ROMA E GLI EBREI p. 113

L’antisemitismo – dice qualcuno – è inammissibile. E’ una stupidità, o una crudeltà, o le due cose insieme. Le persecuzioni antisemitiche (meglio si direbbe antiebraiche, per non confondere gli ebrei con altri popoli estranei alla contese) sono testimonianze di inciviltà e di stoltezza; non c’è argomento che possa servire a difenderle.
La questione dell’antisemitismo è antica come i semiti; e non saremo noi a rintracciarne la storia. (p. 115)
Basta infatti tener presente la storia millenaria degli ebrei per intendere che una ragione, o mille ragioni, ci devono essere per giustificare un’avversione antiebraica così insuperabile. A noi interessa, particolarmente, il rapporto tra Roma e gli ebrei. Non si dirà che Roma – la Roma dei Cesari e quella dei Papi – sia un’affermazione della stoltezza umana. Eppure l’antisemitismo fiorì in Roma non appena l’ebreo vi apparve; e vi durò, con intensità varia, col durarvi degli ebrei. (p. 116)
La tolleranza dei primi tramonta; affiora in Roma, che non l’aveva ancora conosciuta, l’avversione antiebraica. […]
E cominciano le azioni repressive. (p. 117)
Di questo passo si va avanti per tutta la storia romana, seguendo le fasi che uno studioso dell’antisemitismo ha dedotto da un’osservazione intelligente dei fatti ebraici: simpatia, tolleranza, odio, ostilità, repressione. (Il prof. Siegfried Passarge, dell’Università di Amburgo, nel suo libro sugli ebrei, ha constatato l’esistenza di cicli nell’attitudine dei non-ebrei verso gli ebrei; di tali cicli ecco lo sviluppo: PRIMA TAPPA – Installazione. Gli ebrei arrivano in un paese i cui abitanti non hanno alcun pregiudizio a loro riguardo. Li si accoglie più o meno festosamente. Nell’antichità e fino al XVII secolo, si era spesso felici di accoglierli. SECONDA TAPPA – Affermazione. Gli ebrei sono tollerati o godono di un trattamento di favore, e così consolidano la loro situazione. TERZA TAPPA – Apogeo. Gli ebrei si distinguono per la loro ricchezza e per il loro credito. In taluni ceti del popolo un sentimento di malessere, d’invidia e di odio comincia a nascere. QUARTA TAPPA – Resistenza. Si entra in un periodo di assalti e di lotte alternati con periodi di calma. L’irritazione del popolo è generalmente contenuta dal clero e dal governo. QUINTA TAPPA – Ostilità aperta. Il popolo, esasperato, rompe ogni ostacolo e massacra gli ebrei. Oppure l’autorità previene il massacro espellendo gli ebrei. Il ciclo ricomincia in un altro paese.) (p. 118)
Ecco un breve excursus di antisemitismo cattolico. (p. 119)
E con ciò? – dirà il lettore che è rimasto leggermente sorpreso apprendendo che “gli ebrei non appartengono alla razza italiana.” – Con ciò si dimostra ancora una volta che l’ebreo è inassimilabile; che ha attraversato i secoli e i millenni ostinandosi nel suo esclusivismo; che sempre, in tutte le epoche e in tutti i luoghi, i popoli hanno dovuto difendersi da lui, con tutti i mezzi. Roma lo ha fatto, Roma lo farà. (p. 122)

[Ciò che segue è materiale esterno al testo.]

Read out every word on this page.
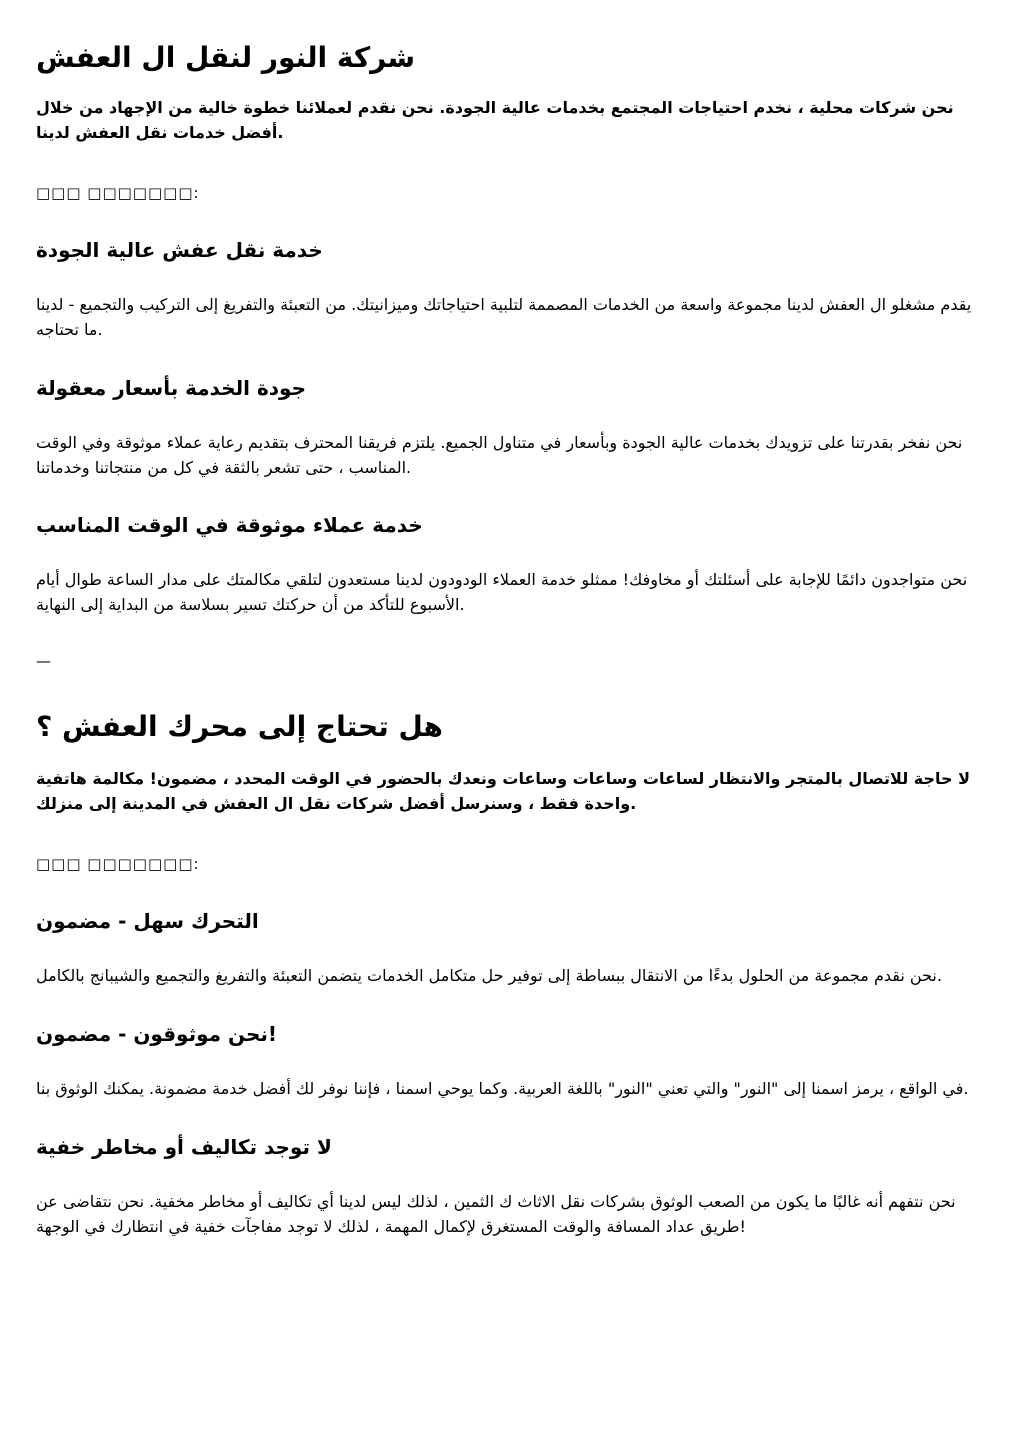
شركة النور لنقل ال العفش

نحن شركات محلية ، نخدم احتياجات المجتمع بخدمات عالية الجودة. نحن نقدم لعملائنا خطوة خالية من الإجهاد من خلال أفضل خدمات نقل العفش لدينا.

□□□ □□□□□□□:

خدمة نقل عفش عالية الجودة

يقدم مشغلو ال العفش لدينا مجموعة واسعة من الخدمات المصممة لتلبية احتياجاتك وميزانيتك. من التعبئة والتفريغ إلى التركيب والتجميع - لدينا ما تحتاجه.

جودة الخدمة بأسعار معقولة

نحن نفخر بقدرتنا على تزويدك بخدمات عالية الجودة وبأسعار في متناول الجميع. يلتزم فريقنا المحترف بتقديم رعاية عملاء موثوقة وفي الوقت المناسب ، حتى تشعر بالثقة في كل من منتجاتنا وخدماتنا.

خدمة عملاء موثوقة في الوقت المناسب

نحن متواجدون دائمًا للإجابة على أسئلتك أو مخاوفك! ممثلو خدمة العملاء الودودون لدينا مستعدون لتلقي مكالمتك على مدار الساعة طوال أيام الأسبوع للتأكد من أن حركتك تسير بسلاسة من البداية إلى النهاية.

—
هل تحتاج إلى محرك العفش ؟

لا حاجة للاتصال بالمتجر والانتظار لساعات وساعات وساعات ونعدك بالحضور في الوقت المحدد ، مضمون! مكالمة هاتفية واحدة فقط ، وسنرسل أفضل شركات نقل ال العفش في المدينة إلى منزلك.

□□□ □□□□□□□:

التحرك سهل - مضمون

نحن نقدم مجموعة من الحلول بدءًا من الانتقال ببساطة إلى توفير حل متكامل الخدمات يتضمن التعبئة والتفريغ والتجميع والشيبانج بالكامل.

نحن موثوقون - مضمون!

في الواقع ، يرمز اسمنا إلى "النور" والتي تعني "النور" باللغة العربية. وكما يوحي اسمنا ، فإننا نوفر لك أفضل خدمة مضمونة. يمكنك الوثوق بنا.

لا توجد تكاليف أو مخاطر خفية

نحن نتفهم أنه غالبًا ما يكون من الصعب الوثوق بشركات نقل الاثاث ك الثمين ، لذلك ليس لدينا أي تكاليف أو مخاطر مخفية. نحن نتقاضى عن طريق عداد المسافة والوقت المستغرق لإكمال المهمة ، لذلك لا توجد مفاجآت خفية في انتظارك في الوجهة!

QUANDO GLI EBREI DOMINAVANO p. 123

Non è la preistoria; è appena la vigilia della grande guerra. Gli ebrei dominano, nella vita pubblica italiana. Essi governano direttamente l’Italia; ogni gabinetto ministeriale ne ha uno o due o più di due. La proporzione aritmetica vorrebbe, semmai, che al governo partecipasse una esigua frazione di ebreo, mettiamo, un’unghia di ebreo; e invece!….. Il popolo italiano ha rimesso nella mani di alcuni stranieri di razza extraeuropea il governo delle proprie cose e il proprio destino. I pastori della tribù di Giuda lo guidano. Quante cose si capiscono al lume di questa osservazione! (p. 125)
Dunque gli ebrei mutano natura, in relazione al popolo che li ospita. Se questo popolo è mite, di spirito pecorile, remissivo, se si lascia facilmente dominare, i suoi ebrei saranno buoni; se reagirà, se cercherà di affermare la sua personalità, se si difenderà, i suoi ebrei saranno cattivi. Dipende dalla vittima il contegno del boia. Questa incredibile confessione è da ricordare, quando si voglia far la storia delle dominazioni ebraiche, quando si voglia intendere la vera natura dell’ebreo. Quali ebrei ebbe il popolo italiano? Secondo la teoria del Luzzatti, buoni ebrei, perché buoni li meritava; esso era così remissivo, e tanto docile ai voleri della Sinagoga! Esso si era consegnato a una minoranza e si lasciava quietamente condurre. Nel 1895, vent’anni avanti, era diventato cittadino italiano un ebreo polacco, certo Toeplitz, e si apprestava già a tosare le buone pecorelle italiane.
Ma, oggi, che ebrei ci meritiamo? Vorremmo davvero saperlo. (p. 127)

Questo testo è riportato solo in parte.